In reviewing dismissals under the ElrodBranti framework, we have sometimes analyzed whether a position is “policymaking” or “confidential.” But Branti makes plain that “a position may be appropriately considered political even though it is neither confidential nor policymaking in character.” We must therefore determine whether “commonality of political purpose” with Carr is an appropriate requirement for Lathus’s service on the CPAB…
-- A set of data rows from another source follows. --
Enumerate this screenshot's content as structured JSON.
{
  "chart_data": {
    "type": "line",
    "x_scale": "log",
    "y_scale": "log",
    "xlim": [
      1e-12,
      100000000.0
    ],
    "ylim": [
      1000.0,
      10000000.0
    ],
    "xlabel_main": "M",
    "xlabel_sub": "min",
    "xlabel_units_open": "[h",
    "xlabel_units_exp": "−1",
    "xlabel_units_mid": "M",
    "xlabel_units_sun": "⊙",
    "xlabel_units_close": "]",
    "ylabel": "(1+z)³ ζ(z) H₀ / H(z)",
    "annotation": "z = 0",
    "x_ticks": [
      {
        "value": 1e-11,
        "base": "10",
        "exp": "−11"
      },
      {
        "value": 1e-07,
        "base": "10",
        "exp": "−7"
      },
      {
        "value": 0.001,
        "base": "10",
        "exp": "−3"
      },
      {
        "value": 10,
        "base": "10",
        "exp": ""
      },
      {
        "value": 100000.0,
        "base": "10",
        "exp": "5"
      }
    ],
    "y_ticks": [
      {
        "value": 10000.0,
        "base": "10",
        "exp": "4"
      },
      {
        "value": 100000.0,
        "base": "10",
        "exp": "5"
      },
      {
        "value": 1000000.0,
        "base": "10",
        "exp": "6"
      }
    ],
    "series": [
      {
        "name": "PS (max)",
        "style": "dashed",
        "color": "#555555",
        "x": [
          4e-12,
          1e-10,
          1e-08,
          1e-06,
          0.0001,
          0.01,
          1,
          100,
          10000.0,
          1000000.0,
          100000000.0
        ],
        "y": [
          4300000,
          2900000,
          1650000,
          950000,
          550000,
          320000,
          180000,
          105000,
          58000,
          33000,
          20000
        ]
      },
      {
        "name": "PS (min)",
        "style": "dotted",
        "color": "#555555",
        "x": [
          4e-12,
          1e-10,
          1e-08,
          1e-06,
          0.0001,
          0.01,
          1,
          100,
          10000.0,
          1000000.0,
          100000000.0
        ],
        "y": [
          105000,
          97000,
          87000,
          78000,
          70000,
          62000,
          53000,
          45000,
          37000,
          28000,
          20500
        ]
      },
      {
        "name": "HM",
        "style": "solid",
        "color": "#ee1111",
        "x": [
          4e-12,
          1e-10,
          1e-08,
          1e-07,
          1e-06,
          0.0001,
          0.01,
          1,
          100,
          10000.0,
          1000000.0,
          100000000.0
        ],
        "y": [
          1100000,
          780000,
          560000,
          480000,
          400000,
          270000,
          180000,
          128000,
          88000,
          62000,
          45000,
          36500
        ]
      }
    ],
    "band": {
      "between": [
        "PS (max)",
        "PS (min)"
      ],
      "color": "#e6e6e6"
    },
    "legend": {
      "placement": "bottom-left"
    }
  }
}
The CPAB consists of seven members, each appointed by a separate councilperson, who can also remove that member without cause. Because each member of the CPAB, an entity that advises on matters of policy and solicits public feedback, is appointed and removable by a particular councilperson, board members speak to “the public and to other policymakers on behalf of the official” who appointed them, a factor that indicates “responsiveness to partisan politics and political leaders.” In other words, because the public could readily infer that a CPAB member’s actions and statements while serving in the role reflect the current views and goals of the appointing councilperson, Lathus was Carr’s “public face” on the board, and the public was entitled to assume that she spoke on Carr’s behalf.

Moreover, “the provision of housing to low and middle income city residents is a vital political issue,” and the CPAB is designed to influence policy decisions by the Council on such programs. … It conducts “regular monthly meetings” open to the public. Because a CPAB member is thus “an adviser [who] formulates plans for the implementation of broad goals,” Elrod, a councilperson is entitled to an appointee who represents her political outlook and priorities.

This case thus presents a different situation than those in which we have held that retaliation against officeholders for their exercise of First Amendment rights is forbidden. For instance, we have found that First Amendment protections extend to those who “did not have authority to speak to the media without prior approval of higher-ranking officials,” or did not “formulate or substantially influence plans to implement the broad goals” of the appointing authority. In contrast, Lathus’s role on the CPAB required her to speak to the public and plan low-and middle-income housing and development.

Given the statutory structure and duties of the CPAB, Lathus, like each of her fellow board members, was the “public face” of her appointor. Lathus could plainly “undermine [Carr’s] credibility and goals,” and therefore could be dismissed for lack of political compatibility.

The underlying case is troubling. The attendance of an immigration rally with Antifa members is a core exercise of free speech, as the panel noted. In this case, Lathus agreed to distance herself from their cause.

Ironically, Antifa is notorious for “deplatforming” and silencing those with opposing views. The group regularly seeks to cancel or to intimidate others for their political views. It expressly rejects free speech values. Despite my long criticism of Antifa (including congressional testimony) as one of the leading, and most violent, anti-free speech groups in the country, I have opposed the group being designated as a terrorist organization. The accommodation sought by Lathus for her political association would never be afforded by Antifa to those with opposing views. She was attending a rally with one of the most violent and intolerant groups in the history of the United States.

We have discussed numerous cases of employees and artists being fired for exercising free speech outside of the workplace. It raises a concern over a “Little Brother” problem of punishing speech. This case is different in that Lathus held a political position as effectively the public representative of Carr. As such, Carr is not obligated to continue a voluntary political association that is inimical to her own beliefs or political standing.